47. Or, une législation nationale qui impose de manière générale et indifférenciée les mêmes mesures compensatoires à tous les titulaires d’un diplôme sanctionnant la formation médicale de base obtenu, notamment, dans un État membre de l’Union dans lequel le droit d’exercer la profession de médecin est subordonné, après l’obtention dudit diplôme, à l’accomplissement d’un stage professionnel, n’apparaît pas comme étant en accord ni avec l’exigence d’une comparaison effective entre, d’une part, les compétences attestées par le ou les titres de l’intéressé et, d’autre part, les connaissances et les qualifications requises par la législation de l’État membre d’accueil, ni avec le principe de proportionnalité.
48. Compte tenu de l’ensemble des considérations qui précèdent, il y a lieu de répondre à la question posée que les articles 45 et 49 TFUE doivent être interprétés en ce sens qu’ils s’opposent à ce que l’autorité compétente de l’État membre d’accueil accorde à une personne, sur le fondement de la législation nationale, un droit d’exercer la profession de médecin qui soit limité à une période de trois ans et subordonné à la double condition, d’une part, que l’intéressé se soumette dans l’exercice de ses fonctions à la direction et à la supervision d’un médecin agréé, et, d’autre part, qu’il suive avec succès, au cours de la même période, la formation spécifique en médecine générale d’une durée de trois ans, pour pouvoir obtenir le droit d’exercer la profession de médecin de manière autonome dans l’État membre d’accueil, compte tenu de ce que l’intéressé, qui a suivi dans l’État membre d’origine une formation médicale de base, est titulaire du titre de formation, en ce qui concerne le Royaume-Uni, visé à l’annexe V, point 5.1.1, de la directive 2005/36, mais non pas du certificat qui y est visé, attestant l’accomplissement d’un stage professionnel d’une durée d’un an requis par l’État membre d’origine comme condition supplémentaire des qualifications professionnelles.
Sur les dépens
49. La procédure revêtant, à l’égard des parties au principal, le caractère d’un incident soulevé devant la juridiction de renvoi, il appartient à celle-ci de statuer sur les dépens.
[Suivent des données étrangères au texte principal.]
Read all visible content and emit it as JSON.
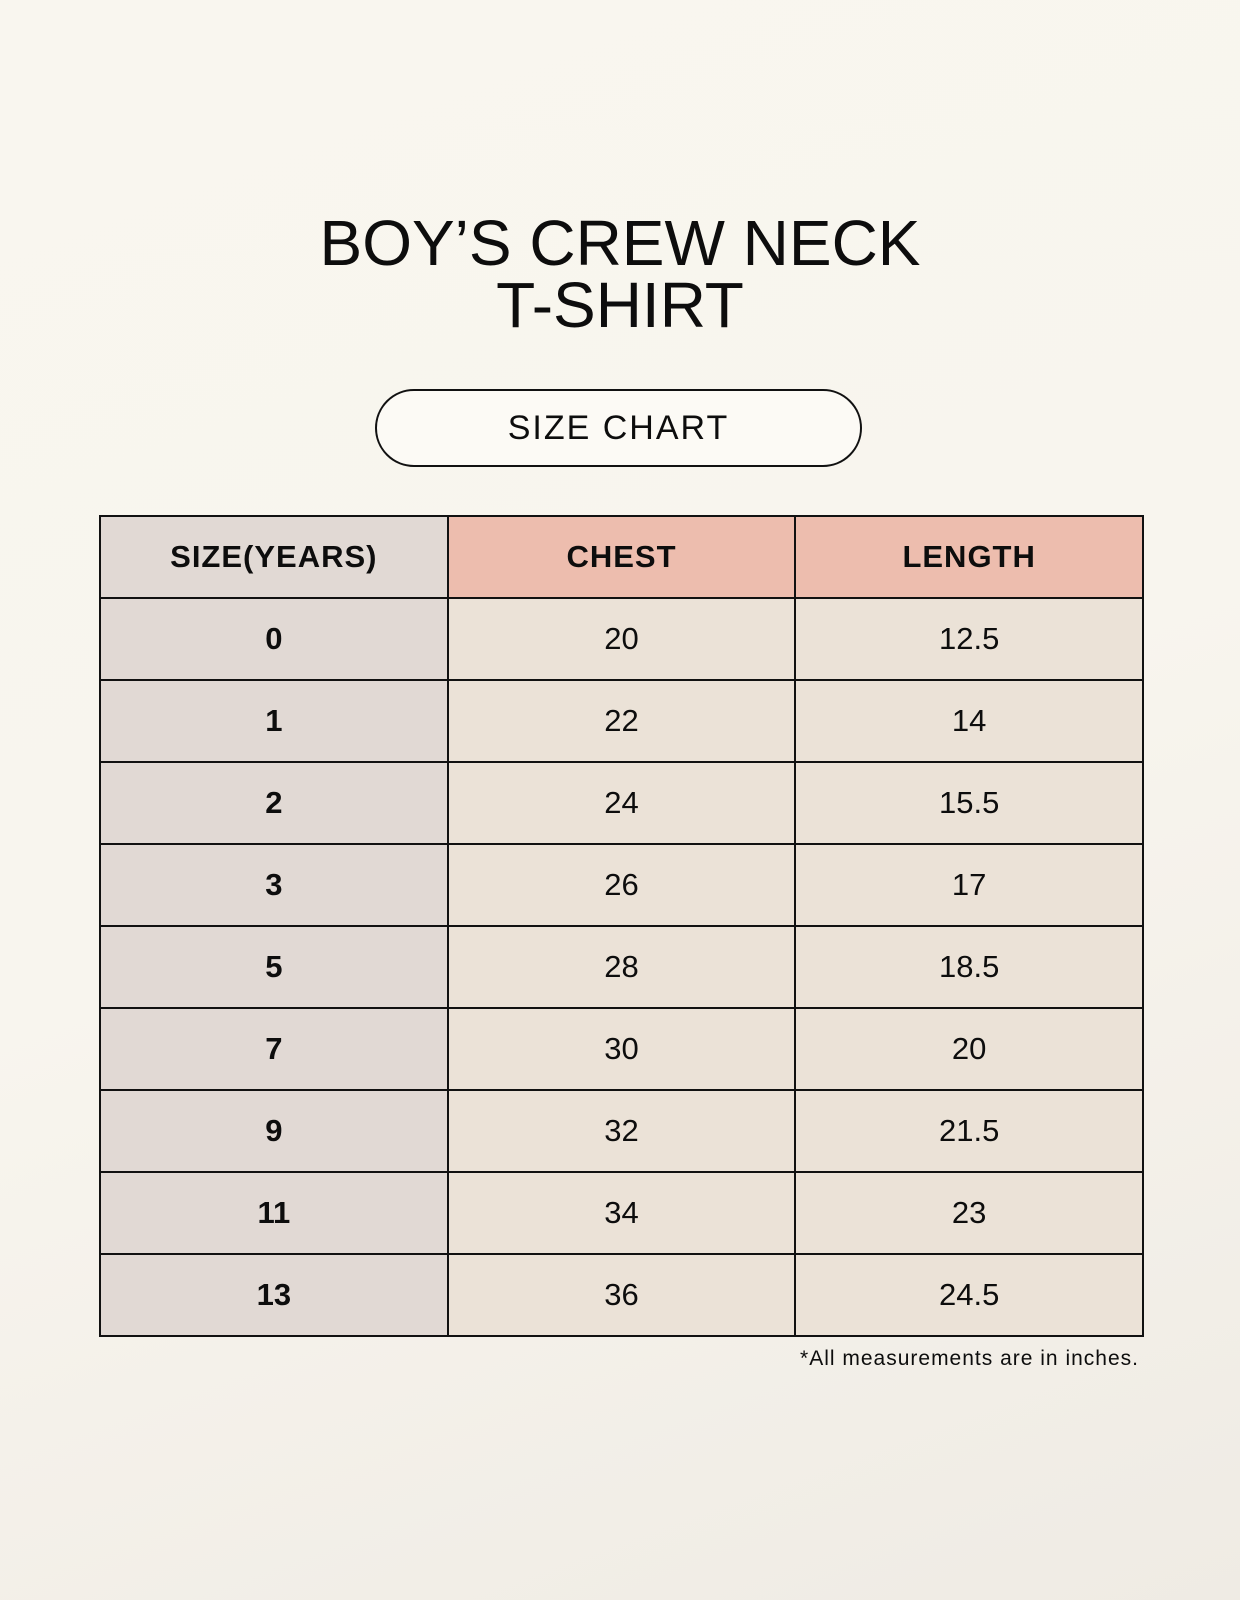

Les frais exposés pour soumettre des observations à la Cour, autres que ceux desdites parties, ne peuvent faire l’objet d’un remboursement.
Par ces motifs, la Cour (sixième chambre) dit pour droit :
Les articles 45 et 49 TFUE doivent être interprétés en ce sens qu’ils s’opposent à ce que l’autorité compétente de l’État membre d’accueil accorde à une personne, sur le fondement de la législation nationale, un droit d’exercer la profession de médecin qui soit limité à une période de trois ans et subordonné à la double condition, d’une part, que l’intéressé se soumette dans l’exercice de ses fonctions à la direction et à la supervision d’un médecin agréé, et, d’autre part, qu’il suive avec succès, au cours de la même période, la formation spécifique en médecine générale d’une durée de trois ans, pour pouvoir obtenir le droit d’exercer la profession de médecin de manière autonome dans l’État membre d’accueil, compte tenu de ce que l’intéressé, qui a suivi dans l’État membre d’origine une formation médicale de base, est titulaire du titre de formation, en ce qui concerne le Royaume-Uni de Grande-Bretagne et d’Irlande du Nord, visé à l’annexe V, point 5.1.1, de la directive 2005/36/CE du Parlement européen et du Conseil, du 7 septembre 2005, relative à la reconnaissance des qualifications professionnelles, telle que modifiée par la directive 2013/55/UE du Parlement européen et du Conseil, du 20 novembre 2013, mais non pas du certificat qui y est visé, attestant l’accomplissement d’un stage professionnel d’une durée d’un an requis par l’État membre d’origine comme condition supplémentaire des qualifications professionnelles.